1º Crónicas 1:1 “Adán, Set, Enós”

El libro de Crónicas, del que por cierto se desconoce quién es su autor, comienza con una lista de genealogía que va desde Adán hasta los descendientes de Esaú.

En ocasiones, estos suelen ser capítulos que pasamos por alto, pero jamás debemos de olvidar que toda la Escritura ha sido inspirada por Dios y que toda la Escritura es útil para nuestras vidas. Debemos estudiar en profundidad para descubrir el valor y las enseñanzas que tienen estos pasajes.

Crónicas comienza con el nombre Adán. Esto nos recuerda y nos enseña que toda la humanidad procede de un solo hombre. Son muchas las teorías que los científicos y los sabios tratan de ofrecernos, pero nosotros debemos creer y confiar en el relato bíblico.
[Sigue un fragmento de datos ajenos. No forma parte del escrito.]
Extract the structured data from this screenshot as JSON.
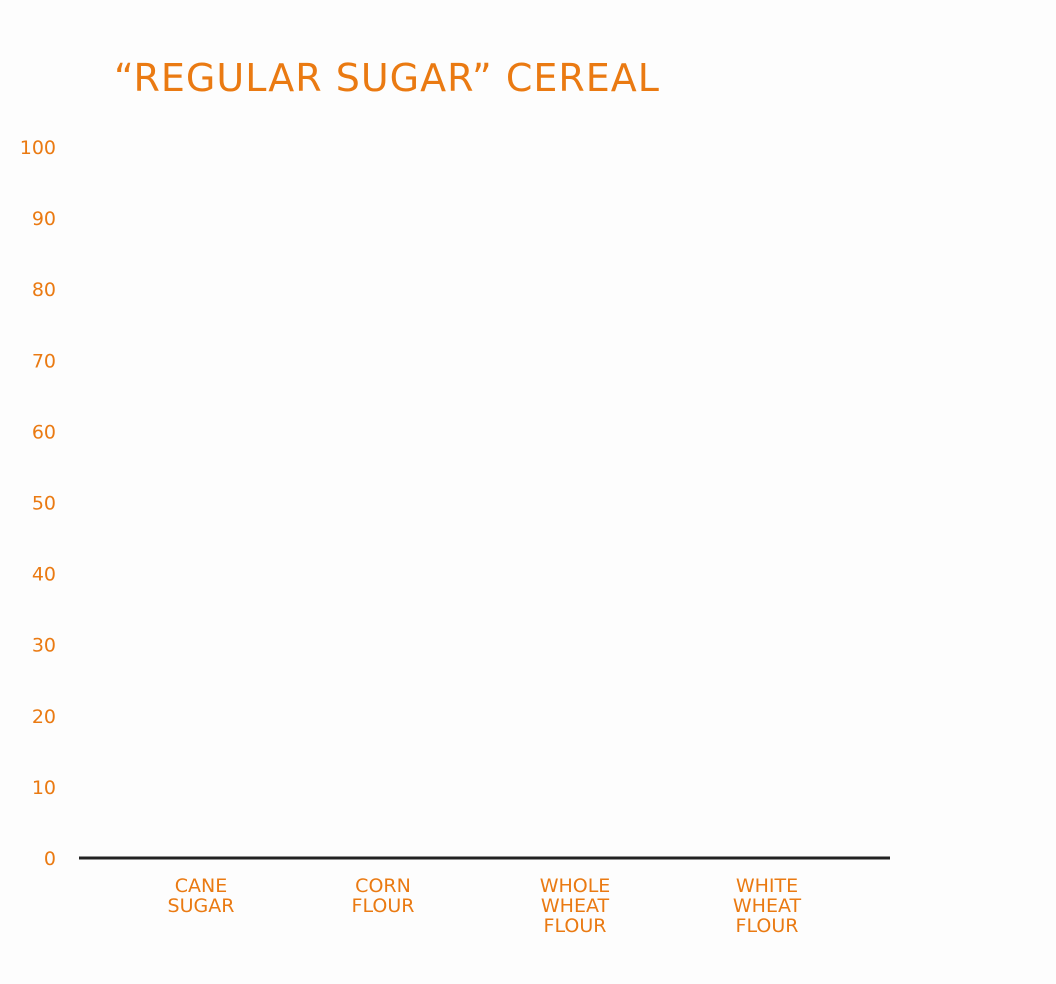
{
  "colors": {
    "text": "#ea7a12",
    "axis": "#222222",
    "background": "#fdfdfd"
  },
  "chart_data": {
    "type": "bar",
    "title": "“REGULAR SUGAR” CEREAL",
    "xlabel": "",
    "ylabel": "",
    "ylim": [
      0,
      100
    ],
    "yticks": [
      0,
      10,
      20,
      30,
      40,
      50,
      60,
      70,
      80,
      90,
      100
    ],
    "ytick_labels": [
      "0",
      "10",
      "20",
      "30",
      "40",
      "50",
      "60",
      "70",
      "80",
      "90",
      "100"
    ],
    "categories": [
      [
        "CANE",
        "SUGAR"
      ],
      [
        "CORN",
        "FLOUR"
      ],
      [
        "WHOLE",
        "WHEAT",
        "FLOUR"
      ],
      [
        "WHITE",
        "WHEAT",
        "FLOUR"
      ]
    ],
    "values": [
      0,
      0,
      0,
      0
    ],
    "grid": false,
    "legend": "none"
  }
}
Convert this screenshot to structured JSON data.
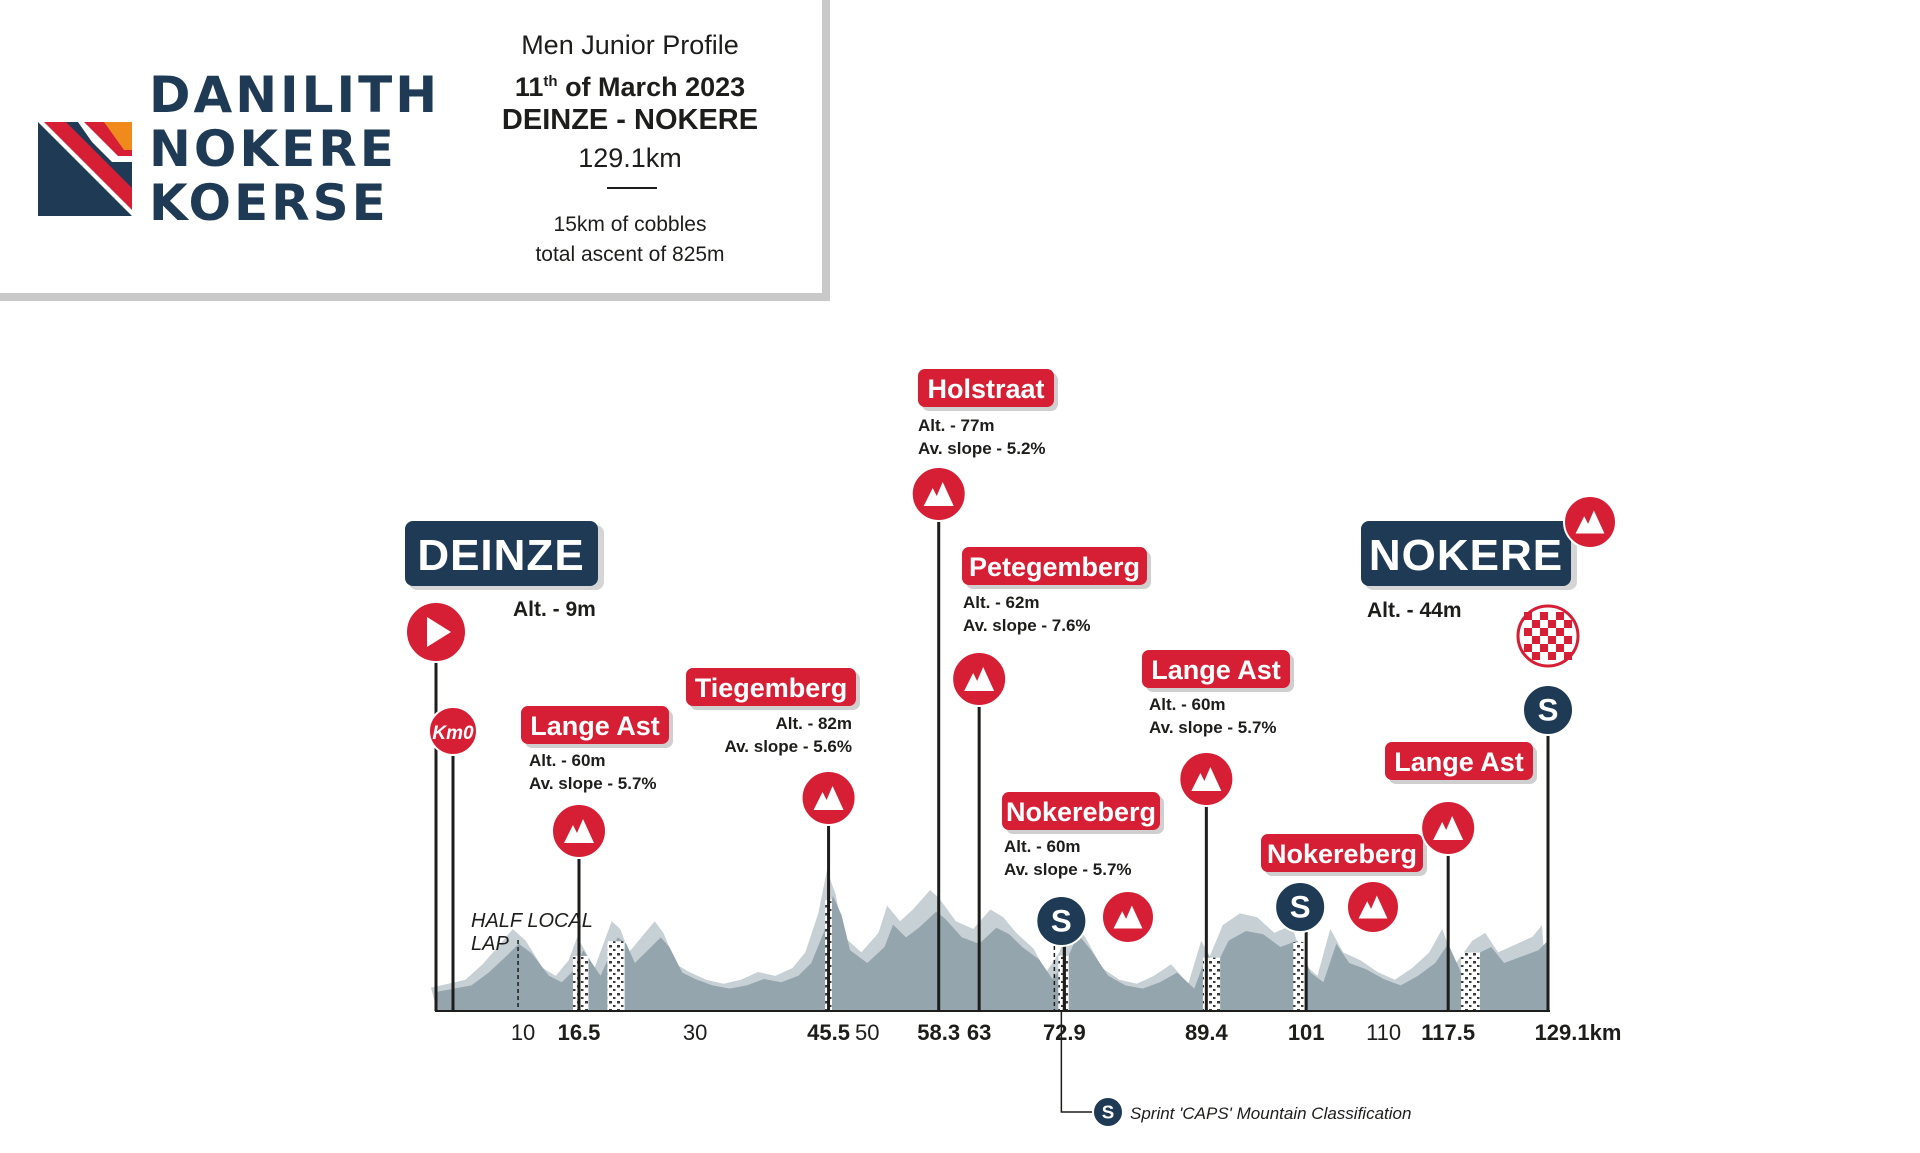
{
  "header": {
    "logo_lines": [
      "DANILITH",
      "NOKERE",
      "KOERSE"
    ],
    "profile_label": "Men Junior Profile",
    "date_day": "11",
    "date_suffix": "th",
    "date_rest": " of March 2023",
    "route": "DEINZE - NOKERE",
    "distance": "129.1km",
    "cobbles": "15km of cobbles",
    "ascent": "total ascent of 825m"
  },
  "colors": {
    "navy": "#1e3a55",
    "red": "#d61f34",
    "orange": "#f08a1c",
    "profile_dark": "#95a5ad",
    "profile_light": "#c7d0d5"
  },
  "chart_data": {
    "type": "area",
    "xlabel": "",
    "ylabel": "",
    "x_unit": "km",
    "xlim": [
      0,
      129.1
    ],
    "profile": [
      [
        0,
        12
      ],
      [
        2,
        14
      ],
      [
        4,
        16
      ],
      [
        6,
        24
      ],
      [
        8,
        34
      ],
      [
        9.5,
        42
      ],
      [
        11,
        36
      ],
      [
        13,
        22
      ],
      [
        14.5,
        18
      ],
      [
        16,
        26
      ],
      [
        17,
        38
      ],
      [
        18,
        30
      ],
      [
        19,
        22
      ],
      [
        20,
        34
      ],
      [
        21,
        46
      ],
      [
        22,
        42
      ],
      [
        23,
        30
      ],
      [
        24.5,
        38
      ],
      [
        26,
        46
      ],
      [
        27,
        40
      ],
      [
        28.5,
        24
      ],
      [
        30,
        20
      ],
      [
        32,
        16
      ],
      [
        34,
        14
      ],
      [
        36,
        16
      ],
      [
        38,
        20
      ],
      [
        40,
        18
      ],
      [
        42,
        22
      ],
      [
        43.5,
        30
      ],
      [
        45,
        50
      ],
      [
        46,
        72
      ],
      [
        47,
        60
      ],
      [
        48,
        38
      ],
      [
        50,
        30
      ],
      [
        52,
        40
      ],
      [
        53,
        54
      ],
      [
        54.5,
        46
      ],
      [
        56,
        52
      ],
      [
        58,
        62
      ],
      [
        59,
        58
      ],
      [
        61,
        46
      ],
      [
        63,
        42
      ],
      [
        65,
        52
      ],
      [
        66.5,
        48
      ],
      [
        68,
        40
      ],
      [
        70,
        32
      ],
      [
        71.5,
        20
      ],
      [
        73,
        30
      ],
      [
        74.5,
        48
      ],
      [
        76,
        38
      ],
      [
        78,
        22
      ],
      [
        80,
        16
      ],
      [
        82,
        14
      ],
      [
        84,
        18
      ],
      [
        86,
        24
      ],
      [
        88,
        14
      ],
      [
        89.5,
        36
      ],
      [
        90.5,
        28
      ],
      [
        92,
        44
      ],
      [
        94,
        50
      ],
      [
        96,
        48
      ],
      [
        98,
        40
      ],
      [
        100,
        44
      ],
      [
        101.5,
        24
      ],
      [
        103,
        18
      ],
      [
        104.5,
        42
      ],
      [
        106,
        30
      ],
      [
        108,
        26
      ],
      [
        110,
        20
      ],
      [
        112,
        16
      ],
      [
        114,
        22
      ],
      [
        116,
        30
      ],
      [
        117.5,
        42
      ],
      [
        119,
        24
      ],
      [
        121,
        36
      ],
      [
        122.5,
        40
      ],
      [
        124,
        30
      ],
      [
        126,
        34
      ],
      [
        128,
        38
      ],
      [
        129.1,
        44
      ]
    ],
    "cobble_sections": [
      [
        15.8,
        17.6
      ],
      [
        19.8,
        21.8
      ],
      [
        45.1,
        45.9
      ],
      [
        72.2,
        73.4
      ],
      [
        89,
        91
      ],
      [
        99.5,
        100.8
      ],
      [
        119,
        121.2
      ]
    ],
    "ticks": [
      {
        "km": 10,
        "label": "10",
        "bold": false
      },
      {
        "km": 16.5,
        "label": "16.5",
        "bold": true
      },
      {
        "km": 30,
        "label": "30",
        "bold": false
      },
      {
        "km": 45.5,
        "label": "45.5",
        "bold": true
      },
      {
        "km": 50,
        "label": "50",
        "bold": false
      },
      {
        "km": 58.3,
        "label": "58.3",
        "bold": true
      },
      {
        "km": 63,
        "label": "63",
        "bold": true
      },
      {
        "km": 72.9,
        "label": "72.9",
        "bold": true
      },
      {
        "km": 89.4,
        "label": "89.4",
        "bold": true
      },
      {
        "km": 101,
        "label": "101",
        "bold": true
      },
      {
        "km": 110,
        "label": "110",
        "bold": false
      },
      {
        "km": 117.5,
        "label": "117.5",
        "bold": true
      },
      {
        "km": 129.1,
        "label": "129.1km",
        "bold": true
      }
    ],
    "climbs": [
      {
        "name": "Lange Ast",
        "km": 16.5,
        "alt": "60m",
        "slope": "5.7%"
      },
      {
        "name": "Tiegemberg",
        "km": 45.5,
        "alt": "82m",
        "slope": "5.6%"
      },
      {
        "name": "Holstraat",
        "km": 58.3,
        "alt": "77m",
        "slope": "5.2%"
      },
      {
        "name": "Petegemberg",
        "km": 63,
        "alt": "62m",
        "slope": "7.6%"
      },
      {
        "name": "Nokereberg",
        "km": 72.9,
        "alt": "60m",
        "slope": "5.7%"
      },
      {
        "name": "Lange Ast",
        "km": 89.4,
        "alt": "60m",
        "slope": "5.7%"
      },
      {
        "name": "Nokereberg",
        "km": 101,
        "alt": "",
        "slope": ""
      },
      {
        "name": "Lange Ast",
        "km": 117.5,
        "alt": "",
        "slope": ""
      }
    ],
    "start": {
      "name": "DEINZE",
      "alt": "9m"
    },
    "finish": {
      "name": "NOKERE",
      "alt": "44m"
    },
    "km0_label": "Km0",
    "lap_note": [
      "HALF LOCAL",
      "LAP"
    ],
    "stat_alt_prefix": "Alt. - ",
    "stat_slope_prefix": "Av. slope - ",
    "sprint_letter": "S",
    "legend": "Sprint 'CAPS' Mountain Classification"
  }
}
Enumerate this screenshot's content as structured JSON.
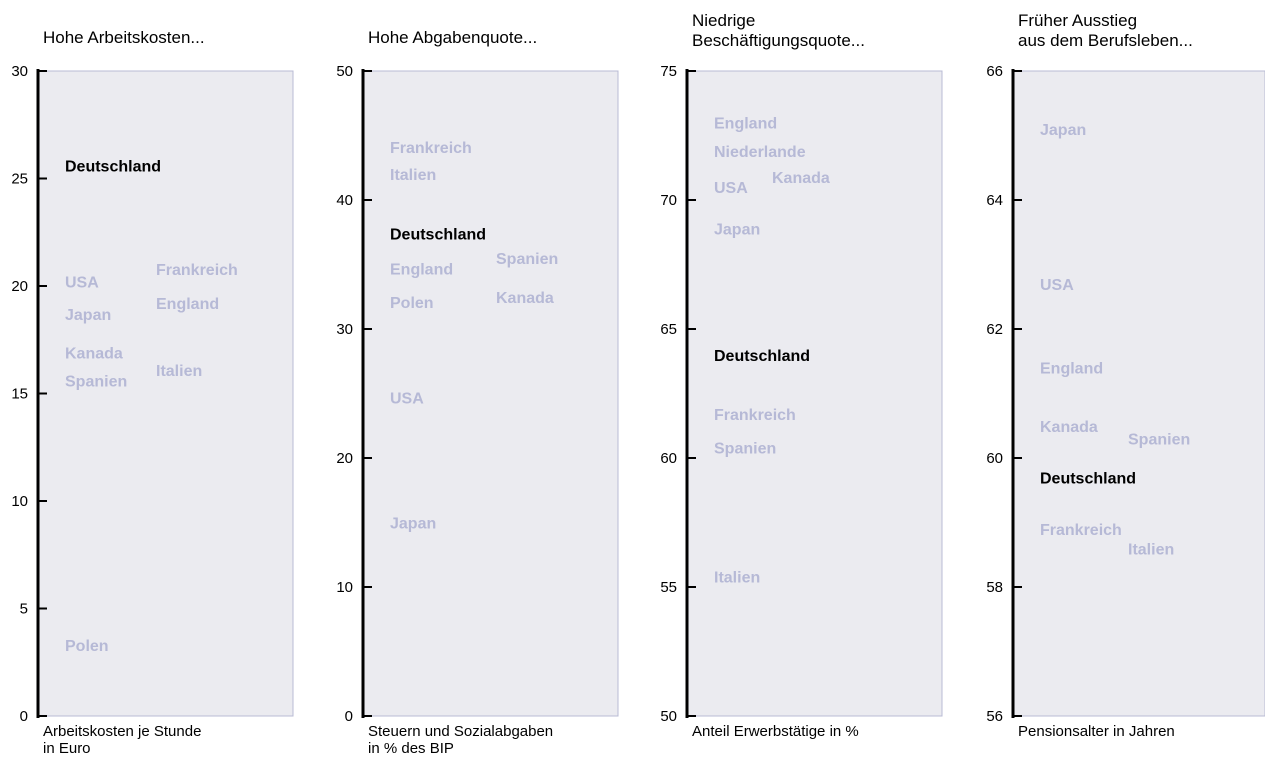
{
  "colors": {
    "panel_fill": "#ebebf0",
    "panel_border": "#b8bbd4",
    "country_muted": "#b6b9d6",
    "highlight": "#000000",
    "axis": "#000000"
  },
  "chart_data": [
    {
      "type": "scatter",
      "title": [
        "Hohe Arbeitskosten..."
      ],
      "xlabel": "",
      "ylabel": [
        "Arbeitskosten je Stunde",
        "in Euro"
      ],
      "ylim": [
        0,
        30
      ],
      "yticks": [
        0,
        5,
        10,
        15,
        20,
        25,
        30
      ],
      "highlight": "Deutschland",
      "grid": false,
      "points": [
        {
          "label": "Deutschland",
          "col": 0,
          "value": 25.6
        },
        {
          "label": "USA",
          "col": 0,
          "value": 20.2
        },
        {
          "label": "Frankreich",
          "col": 1,
          "value": 20.8
        },
        {
          "label": "England",
          "col": 1,
          "value": 19.2
        },
        {
          "label": "Japan",
          "col": 0,
          "value": 18.7
        },
        {
          "label": "Kanada",
          "col": 0,
          "value": 16.9
        },
        {
          "label": "Italien",
          "col": 1,
          "value": 16.1
        },
        {
          "label": "Spanien",
          "col": 0,
          "value": 15.6
        },
        {
          "label": "Polen",
          "col": 0,
          "value": 3.3
        }
      ]
    },
    {
      "type": "scatter",
      "title": [
        "Hohe Abgabenquote..."
      ],
      "xlabel": "",
      "ylabel": [
        "Steuern und Sozialabgaben",
        "in % des BIP"
      ],
      "ylim": [
        0,
        50
      ],
      "yticks": [
        0,
        10,
        20,
        30,
        40,
        50
      ],
      "highlight": "Deutschland",
      "grid": false,
      "points": [
        {
          "label": "Frankreich",
          "col": 0,
          "value": 44.1
        },
        {
          "label": "Italien",
          "col": 0,
          "value": 42.0
        },
        {
          "label": "Deutschland",
          "col": 0,
          "value": 37.4
        },
        {
          "label": "Spanien",
          "col": 1,
          "value": 35.5
        },
        {
          "label": "England",
          "col": 0,
          "value": 34.7
        },
        {
          "label": "Kanada",
          "col": 1,
          "value": 32.5
        },
        {
          "label": "Polen",
          "col": 0,
          "value": 32.1
        },
        {
          "label": "USA",
          "col": 0,
          "value": 24.7
        },
        {
          "label": "Japan",
          "col": 0,
          "value": 15.0
        }
      ]
    },
    {
      "type": "scatter",
      "title": [
        "Niedrige",
        "Beschäftigungsquote..."
      ],
      "xlabel": "",
      "ylabel": [
        "Anteil Erwerbstätige in %"
      ],
      "ylim": [
        50,
        75
      ],
      "yticks": [
        50,
        55,
        60,
        65,
        70,
        75
      ],
      "highlight": "Deutschland",
      "grid": false,
      "points": [
        {
          "label": "England",
          "col": 0,
          "value": 73.0
        },
        {
          "label": "Niederlande",
          "col": 0,
          "value": 71.9
        },
        {
          "label": "Kanada",
          "col": 1,
          "value": 70.9
        },
        {
          "label": "USA",
          "col": 0,
          "value": 70.5
        },
        {
          "label": "Japan",
          "col": 0,
          "value": 68.9
        },
        {
          "label": "Deutschland",
          "col": 0,
          "value": 64.0
        },
        {
          "label": "Frankreich",
          "col": 0,
          "value": 61.7
        },
        {
          "label": "Spanien",
          "col": 0,
          "value": 60.4
        },
        {
          "label": "Italien",
          "col": 0,
          "value": 55.4
        }
      ]
    },
    {
      "type": "scatter",
      "title": [
        "Früher Ausstieg",
        "aus dem Berufsleben..."
      ],
      "xlabel": "",
      "ylabel": [
        "Pensionsalter in Jahren"
      ],
      "ylim": [
        56,
        66
      ],
      "yticks": [
        56,
        58,
        60,
        62,
        64,
        66
      ],
      "highlight": "Deutschland",
      "grid": false,
      "points": [
        {
          "label": "Japan",
          "col": 0,
          "value": 65.1
        },
        {
          "label": "USA",
          "col": 0,
          "value": 62.7
        },
        {
          "label": "England",
          "col": 0,
          "value": 61.4
        },
        {
          "label": "Kanada",
          "col": 0,
          "value": 60.5
        },
        {
          "label": "Spanien",
          "col": 1,
          "value": 60.3
        },
        {
          "label": "Deutschland",
          "col": 0,
          "value": 59.7
        },
        {
          "label": "Frankreich",
          "col": 0,
          "value": 58.9
        },
        {
          "label": "Italien",
          "col": 1,
          "value": 58.6
        }
      ]
    }
  ]
}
Los seres humanos no estamos aquí debido a la evolución de las especies, los seres humanos procedemos de un primer ser humano. Adán fue creado de una manera muy especial, él fue un ser increíble, maravilloso y único. Tanto Adán como Eva fueron creados inmortales, con cuerpos perfectos, con el don del libre albedrío y lo más importante con la imagen y la semejanza del Creador.

Adán fue el representante de toda la humanidad, pero lamentablemente en su libertad decidió rebelarse contra Dios. El pecado pasó a toda la humanidad a través del primer hombre creado. Aquel que caminaba con Dios fue expulsado del huerto, los seres humanos fuimos alejados de la presencia del Padre, ahora todos nacemos bajo la maldición de la ley, estamos rotos, perdidos y condenados a pasar una eternidad en el infierno debido a nuestra rebeldía. Pero Dios en su gracia y en su misericordia decidió salvar a un pueblo y para poder salvar a muchos Dios tuvo que enviar a un nuevo Adán. Jesucristo es nuestro nuevo representante. Dios se hizo hombre para salvar a los hombres. Cristo es el postrer Adán que vino para salvarnos y llevarnos de nuevo hasta el hogar y los brazos de nuestro Padre Celestial.